Les « Bruits » et la blancheur

L’exposition est aussi l’occasion de redécouvrir les sculptures textiles de Marie-Ange Guilleminot, qui fut la compagne de l’artiste. Plusieurs dessins inédits et une sélection de vidéos en noir et blanc complètent ce dispositif qui contribue à incarner la présence dérangeante d’Absalon, hurlant en plan fixe jusqu’à l’épuisement dans Bruits (1993). Malgré leur blancheur immaculée, les six Cellules exiguës invitent à entrer. « Les contraintes qu’elles imposent ont une fonction d’émancipation », rappelle Guillaume Désanges.
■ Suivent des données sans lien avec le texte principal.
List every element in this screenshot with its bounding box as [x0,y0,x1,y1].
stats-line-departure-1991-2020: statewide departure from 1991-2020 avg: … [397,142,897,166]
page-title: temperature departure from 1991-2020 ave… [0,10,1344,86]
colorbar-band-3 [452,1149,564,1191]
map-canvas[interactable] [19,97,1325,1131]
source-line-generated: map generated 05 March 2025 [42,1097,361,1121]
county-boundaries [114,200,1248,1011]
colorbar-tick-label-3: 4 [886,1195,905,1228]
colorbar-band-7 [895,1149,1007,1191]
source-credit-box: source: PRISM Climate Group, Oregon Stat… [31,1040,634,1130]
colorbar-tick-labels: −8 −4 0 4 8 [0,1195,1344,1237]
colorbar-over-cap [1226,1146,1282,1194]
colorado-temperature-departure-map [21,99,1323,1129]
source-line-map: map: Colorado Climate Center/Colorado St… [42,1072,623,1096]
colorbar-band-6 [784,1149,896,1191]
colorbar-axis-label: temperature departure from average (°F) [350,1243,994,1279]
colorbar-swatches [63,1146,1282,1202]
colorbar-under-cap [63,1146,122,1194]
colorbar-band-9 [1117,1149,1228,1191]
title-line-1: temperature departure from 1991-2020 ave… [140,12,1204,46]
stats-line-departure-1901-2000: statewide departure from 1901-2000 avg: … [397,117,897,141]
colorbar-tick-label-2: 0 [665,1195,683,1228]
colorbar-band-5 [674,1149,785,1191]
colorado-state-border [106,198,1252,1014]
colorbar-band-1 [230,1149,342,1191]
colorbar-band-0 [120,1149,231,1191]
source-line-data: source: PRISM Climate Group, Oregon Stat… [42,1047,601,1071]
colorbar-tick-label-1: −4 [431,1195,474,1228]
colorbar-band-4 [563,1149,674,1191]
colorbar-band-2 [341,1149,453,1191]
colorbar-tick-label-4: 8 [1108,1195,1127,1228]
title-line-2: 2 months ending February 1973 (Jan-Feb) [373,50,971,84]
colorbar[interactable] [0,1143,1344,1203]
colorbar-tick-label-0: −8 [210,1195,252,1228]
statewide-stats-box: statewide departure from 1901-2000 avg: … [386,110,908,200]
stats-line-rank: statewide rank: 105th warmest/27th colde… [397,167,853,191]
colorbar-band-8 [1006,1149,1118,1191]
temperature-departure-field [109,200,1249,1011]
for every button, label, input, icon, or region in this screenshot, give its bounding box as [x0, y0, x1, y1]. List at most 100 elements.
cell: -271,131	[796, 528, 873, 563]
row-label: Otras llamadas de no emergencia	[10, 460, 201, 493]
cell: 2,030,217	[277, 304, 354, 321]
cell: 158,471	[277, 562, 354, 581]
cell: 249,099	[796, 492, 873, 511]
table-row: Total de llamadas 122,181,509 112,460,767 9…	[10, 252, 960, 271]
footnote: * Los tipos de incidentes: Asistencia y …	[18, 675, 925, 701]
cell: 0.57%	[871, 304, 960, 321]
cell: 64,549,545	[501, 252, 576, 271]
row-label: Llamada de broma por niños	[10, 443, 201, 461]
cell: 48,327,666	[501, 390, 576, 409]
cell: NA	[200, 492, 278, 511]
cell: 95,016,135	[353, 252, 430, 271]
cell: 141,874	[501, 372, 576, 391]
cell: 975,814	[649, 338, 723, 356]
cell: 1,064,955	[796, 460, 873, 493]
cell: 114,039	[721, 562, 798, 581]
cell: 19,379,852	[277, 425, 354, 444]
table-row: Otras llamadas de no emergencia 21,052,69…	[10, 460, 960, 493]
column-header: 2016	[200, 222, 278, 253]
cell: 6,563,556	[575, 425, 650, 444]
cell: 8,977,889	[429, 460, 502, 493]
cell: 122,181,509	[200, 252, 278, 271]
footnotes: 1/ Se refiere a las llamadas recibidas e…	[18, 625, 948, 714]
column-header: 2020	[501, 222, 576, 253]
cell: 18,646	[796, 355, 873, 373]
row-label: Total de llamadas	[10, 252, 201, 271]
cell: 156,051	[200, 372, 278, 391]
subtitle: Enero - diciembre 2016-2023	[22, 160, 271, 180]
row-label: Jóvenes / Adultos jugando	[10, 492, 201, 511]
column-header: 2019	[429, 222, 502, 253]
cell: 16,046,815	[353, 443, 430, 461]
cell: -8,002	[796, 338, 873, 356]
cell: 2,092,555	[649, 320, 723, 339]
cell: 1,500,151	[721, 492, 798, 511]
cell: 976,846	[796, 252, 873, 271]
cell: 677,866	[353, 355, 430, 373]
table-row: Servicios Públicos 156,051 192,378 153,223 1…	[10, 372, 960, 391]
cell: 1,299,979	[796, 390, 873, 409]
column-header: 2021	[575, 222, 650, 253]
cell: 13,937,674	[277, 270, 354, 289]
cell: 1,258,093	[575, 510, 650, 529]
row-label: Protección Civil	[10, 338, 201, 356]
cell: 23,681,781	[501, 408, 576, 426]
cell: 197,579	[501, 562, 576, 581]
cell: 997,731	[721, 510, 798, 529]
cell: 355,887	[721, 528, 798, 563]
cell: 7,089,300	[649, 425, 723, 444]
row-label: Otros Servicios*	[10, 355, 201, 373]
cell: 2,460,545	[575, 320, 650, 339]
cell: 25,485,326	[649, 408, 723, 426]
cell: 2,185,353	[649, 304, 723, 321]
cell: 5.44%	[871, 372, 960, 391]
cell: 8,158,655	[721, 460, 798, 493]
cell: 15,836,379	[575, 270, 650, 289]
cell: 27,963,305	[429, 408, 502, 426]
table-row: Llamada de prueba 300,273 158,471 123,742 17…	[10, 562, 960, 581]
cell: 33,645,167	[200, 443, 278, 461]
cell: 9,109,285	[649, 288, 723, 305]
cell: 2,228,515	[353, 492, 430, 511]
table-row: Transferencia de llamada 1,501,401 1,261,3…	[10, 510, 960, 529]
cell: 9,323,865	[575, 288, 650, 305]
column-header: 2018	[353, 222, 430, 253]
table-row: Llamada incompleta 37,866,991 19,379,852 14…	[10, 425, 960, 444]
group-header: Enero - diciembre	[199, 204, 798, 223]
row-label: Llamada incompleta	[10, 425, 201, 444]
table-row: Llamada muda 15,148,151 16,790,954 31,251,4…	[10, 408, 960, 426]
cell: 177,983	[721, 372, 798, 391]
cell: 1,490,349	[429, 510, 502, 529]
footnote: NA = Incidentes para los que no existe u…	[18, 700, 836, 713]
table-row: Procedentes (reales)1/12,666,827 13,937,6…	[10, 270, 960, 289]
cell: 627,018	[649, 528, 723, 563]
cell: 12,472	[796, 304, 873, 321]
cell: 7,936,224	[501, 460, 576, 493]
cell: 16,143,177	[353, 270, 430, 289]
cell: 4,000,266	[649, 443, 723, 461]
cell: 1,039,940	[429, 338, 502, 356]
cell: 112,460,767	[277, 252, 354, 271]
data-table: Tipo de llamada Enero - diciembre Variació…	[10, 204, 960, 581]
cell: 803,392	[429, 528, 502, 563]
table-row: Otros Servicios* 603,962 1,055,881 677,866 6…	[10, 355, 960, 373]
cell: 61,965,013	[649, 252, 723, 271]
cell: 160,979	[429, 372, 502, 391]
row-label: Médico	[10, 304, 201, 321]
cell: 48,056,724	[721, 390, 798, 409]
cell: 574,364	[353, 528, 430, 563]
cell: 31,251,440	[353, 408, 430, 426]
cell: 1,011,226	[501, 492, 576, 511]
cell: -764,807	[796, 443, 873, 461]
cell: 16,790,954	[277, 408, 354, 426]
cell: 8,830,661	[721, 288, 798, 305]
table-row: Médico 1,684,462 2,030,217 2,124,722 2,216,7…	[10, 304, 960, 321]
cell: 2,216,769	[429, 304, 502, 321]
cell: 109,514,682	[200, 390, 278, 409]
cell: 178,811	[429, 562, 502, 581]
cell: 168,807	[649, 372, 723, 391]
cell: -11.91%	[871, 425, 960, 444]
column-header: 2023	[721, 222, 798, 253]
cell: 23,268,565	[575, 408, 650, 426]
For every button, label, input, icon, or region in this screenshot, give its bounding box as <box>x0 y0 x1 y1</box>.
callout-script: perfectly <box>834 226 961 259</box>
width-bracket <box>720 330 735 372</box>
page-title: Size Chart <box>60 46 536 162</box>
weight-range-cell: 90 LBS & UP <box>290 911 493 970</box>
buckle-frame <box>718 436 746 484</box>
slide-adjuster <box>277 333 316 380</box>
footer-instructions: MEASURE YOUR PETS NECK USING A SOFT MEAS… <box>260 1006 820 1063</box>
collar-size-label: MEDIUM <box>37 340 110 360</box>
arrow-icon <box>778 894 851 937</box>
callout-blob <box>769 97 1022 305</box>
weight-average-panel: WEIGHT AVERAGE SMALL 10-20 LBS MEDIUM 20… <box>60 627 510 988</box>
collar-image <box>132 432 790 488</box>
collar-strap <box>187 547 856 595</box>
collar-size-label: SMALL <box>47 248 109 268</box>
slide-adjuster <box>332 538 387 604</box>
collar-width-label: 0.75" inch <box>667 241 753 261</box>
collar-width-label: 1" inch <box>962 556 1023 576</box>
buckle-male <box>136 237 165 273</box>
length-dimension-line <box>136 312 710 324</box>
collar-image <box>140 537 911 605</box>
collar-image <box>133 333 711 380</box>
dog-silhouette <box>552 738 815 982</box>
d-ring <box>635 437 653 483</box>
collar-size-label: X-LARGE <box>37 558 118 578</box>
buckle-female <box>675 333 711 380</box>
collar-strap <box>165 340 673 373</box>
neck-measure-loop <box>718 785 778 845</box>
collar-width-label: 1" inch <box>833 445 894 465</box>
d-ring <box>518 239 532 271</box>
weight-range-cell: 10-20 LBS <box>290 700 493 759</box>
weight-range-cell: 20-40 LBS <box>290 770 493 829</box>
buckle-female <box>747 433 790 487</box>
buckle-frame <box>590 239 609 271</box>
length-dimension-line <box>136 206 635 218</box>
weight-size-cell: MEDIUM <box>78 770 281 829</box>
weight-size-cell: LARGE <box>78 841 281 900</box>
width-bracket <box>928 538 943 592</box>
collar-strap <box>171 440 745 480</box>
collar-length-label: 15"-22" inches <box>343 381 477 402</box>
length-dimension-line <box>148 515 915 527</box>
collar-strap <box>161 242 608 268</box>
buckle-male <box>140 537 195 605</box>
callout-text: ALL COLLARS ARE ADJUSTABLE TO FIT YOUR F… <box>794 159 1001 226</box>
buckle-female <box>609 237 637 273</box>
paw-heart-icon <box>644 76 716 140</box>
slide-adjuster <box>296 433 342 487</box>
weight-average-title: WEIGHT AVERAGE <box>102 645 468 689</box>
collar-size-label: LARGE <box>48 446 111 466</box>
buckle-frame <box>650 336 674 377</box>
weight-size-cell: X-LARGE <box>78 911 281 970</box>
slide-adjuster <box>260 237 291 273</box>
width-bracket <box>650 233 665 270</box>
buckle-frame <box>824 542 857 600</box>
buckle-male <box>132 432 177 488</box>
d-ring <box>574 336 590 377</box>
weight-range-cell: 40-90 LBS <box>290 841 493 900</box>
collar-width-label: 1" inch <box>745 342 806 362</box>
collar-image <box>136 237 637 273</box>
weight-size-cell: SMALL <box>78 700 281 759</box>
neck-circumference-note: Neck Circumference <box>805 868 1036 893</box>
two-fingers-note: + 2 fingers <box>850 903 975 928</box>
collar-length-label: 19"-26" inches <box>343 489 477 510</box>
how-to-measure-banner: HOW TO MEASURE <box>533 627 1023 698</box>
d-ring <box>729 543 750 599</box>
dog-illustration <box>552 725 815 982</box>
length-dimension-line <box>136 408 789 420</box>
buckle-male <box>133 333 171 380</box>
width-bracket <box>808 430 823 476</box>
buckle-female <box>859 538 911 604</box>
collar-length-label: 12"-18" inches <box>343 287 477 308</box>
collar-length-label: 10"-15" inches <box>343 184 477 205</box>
Cette démarche entre en résonance avec une époque marquée par la gestion politique coercitive de la pandémie. Mais si « son projet de vie apatride était un rejet de l’assignation à résidence », comme le souligne François Piron, Absalon voyait dans l’expérience solitaire du confinement un retrait salutaire de la société et de ses conditionnements. Ou, pour le dire autrement : « Il y a d’autres mondes mais ils sont dans celui-ci. » Conclusion à la feuille d’or de Dora García (2018) qui emprunte cette citation à Éluard.

Absalon Absalon,
jusqu’au 2 janvier 2022, CAPC-Musée d’art contemporain, 7, rue Ferrère, 33000 Bordeaux.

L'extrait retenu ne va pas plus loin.